Il ne me regarde plus, alors un courage venu de je ne sais où me percute. J'attrape son bras, y approche mes lèvres et lentement elles effleurent les meurtrissures. À défaut de m'autoriser ce que je désire, je me laisse porter par autre chose. Pourtant, Angelo ne l'entend pas de cette façon, retire brusquement son bras et me guette comme s'il voulait me tuer.
— Je t'interdis de faire ça, Marx, crache-t-il d'une manière qui m'assomme complètement.
Je m'avoue vaincu et m'éloigne en retenant un râle de mécontentement. C'était prévisible... j'ai merdé en beauté. Je soupire longuement, torturé par cette foutue situation qui pèse déjà bien trop lourd. Je suis déçu de mon comportement, et me sens horriblement coupable. J'ai mérité d'être rejeté. Bien sûr que je le mérite également, ce regard hargneux qu'il me lance.
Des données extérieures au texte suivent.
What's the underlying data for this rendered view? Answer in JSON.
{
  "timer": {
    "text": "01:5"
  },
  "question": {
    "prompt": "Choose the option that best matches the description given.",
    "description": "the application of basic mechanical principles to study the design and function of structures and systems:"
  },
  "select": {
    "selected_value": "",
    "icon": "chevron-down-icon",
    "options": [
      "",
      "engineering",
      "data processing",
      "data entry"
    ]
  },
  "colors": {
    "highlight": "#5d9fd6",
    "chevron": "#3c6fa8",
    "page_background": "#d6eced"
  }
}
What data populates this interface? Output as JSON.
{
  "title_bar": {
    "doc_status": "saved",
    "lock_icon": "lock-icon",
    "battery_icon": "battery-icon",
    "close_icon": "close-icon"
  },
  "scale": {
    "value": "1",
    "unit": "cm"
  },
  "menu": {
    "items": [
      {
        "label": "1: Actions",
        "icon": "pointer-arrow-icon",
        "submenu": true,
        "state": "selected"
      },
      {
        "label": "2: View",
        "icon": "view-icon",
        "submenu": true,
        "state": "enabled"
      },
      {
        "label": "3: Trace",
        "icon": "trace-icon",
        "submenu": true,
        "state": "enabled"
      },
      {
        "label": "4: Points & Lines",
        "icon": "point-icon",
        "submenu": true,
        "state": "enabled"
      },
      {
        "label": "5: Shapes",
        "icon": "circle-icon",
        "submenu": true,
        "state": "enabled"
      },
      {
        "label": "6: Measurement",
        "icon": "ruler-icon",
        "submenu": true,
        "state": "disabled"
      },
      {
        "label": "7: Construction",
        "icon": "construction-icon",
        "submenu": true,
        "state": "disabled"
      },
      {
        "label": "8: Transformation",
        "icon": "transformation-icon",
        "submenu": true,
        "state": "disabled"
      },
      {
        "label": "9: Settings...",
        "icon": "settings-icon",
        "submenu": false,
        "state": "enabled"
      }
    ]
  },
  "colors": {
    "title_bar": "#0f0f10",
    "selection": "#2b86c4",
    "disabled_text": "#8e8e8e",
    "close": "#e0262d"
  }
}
S'en suit un silence pesant et démotivant. Ignorant comment apaiser les tensions, je me lève et envisage de faire enfin cuire les victuailles que j'ai trouvé en cherchant le bois. Je fais chauffer les champignons et les châtaignes en tentant de me brûler le moins possible. Ce n'est évidemment pas choses facile, je peine à y parvenir. J'aimerais me plaindre et grogner de douleur mais je ne m'y autorise pas. Je me tais parce que ma souffrance est dérisoire face à celle d'Angelo.
Je lui tends une part et nous mangeons silencieusement. Le goût est ignoble mais se nourrir est indispensable. Ça remplit l'estomac, c'est ce qui prime pour le moment.
J'observe le ciel, la lune a disparue derrière d'épais nuages gorgés d'eau. Peu à peu quelques gouttes s'y échappent, une, deux, trois... jusqu'à ce que l'averse arrive et nous inonde presque. Le feu s'affaiblit, la pluie nous arrose et je vois du coin de l'œil DeNil frissonner.
Je me lève et agis rapidement, nous ne devons pas tomber malades, la situation est déjà bien trop critique. Je récupère plusieurs branches, plus ou moins épaisses que je plante dans la terre désormais ramollie. J'en aligne deux devant Angelo, puis deux autres derrière. Après avoir fouillé mon sac, je tends plusieurs de mes sweats sur les bouts de bois, créant ainsi une sorte de préau de tissu au-dessus de nos têtes. Il n'y a que peu d'espace entre les deux tentures alors je m'installe près de DeNil.
Il n'a rien dit mais a suivi mes mouvements alors que je façonnais notre abri de fortune. Son regard reconnaissant m'a effleuré trois secondes avant de reprendre un air impassible.
Il me tourne le dos et se recroqueville sur lui-même. Je l'observe un instant, la gorge nouée puis l'imite en soupirant. Le feu complètement éteint, il fait désormais nuit noire, et je patiente ainsi jusqu'à trouver le sommeil.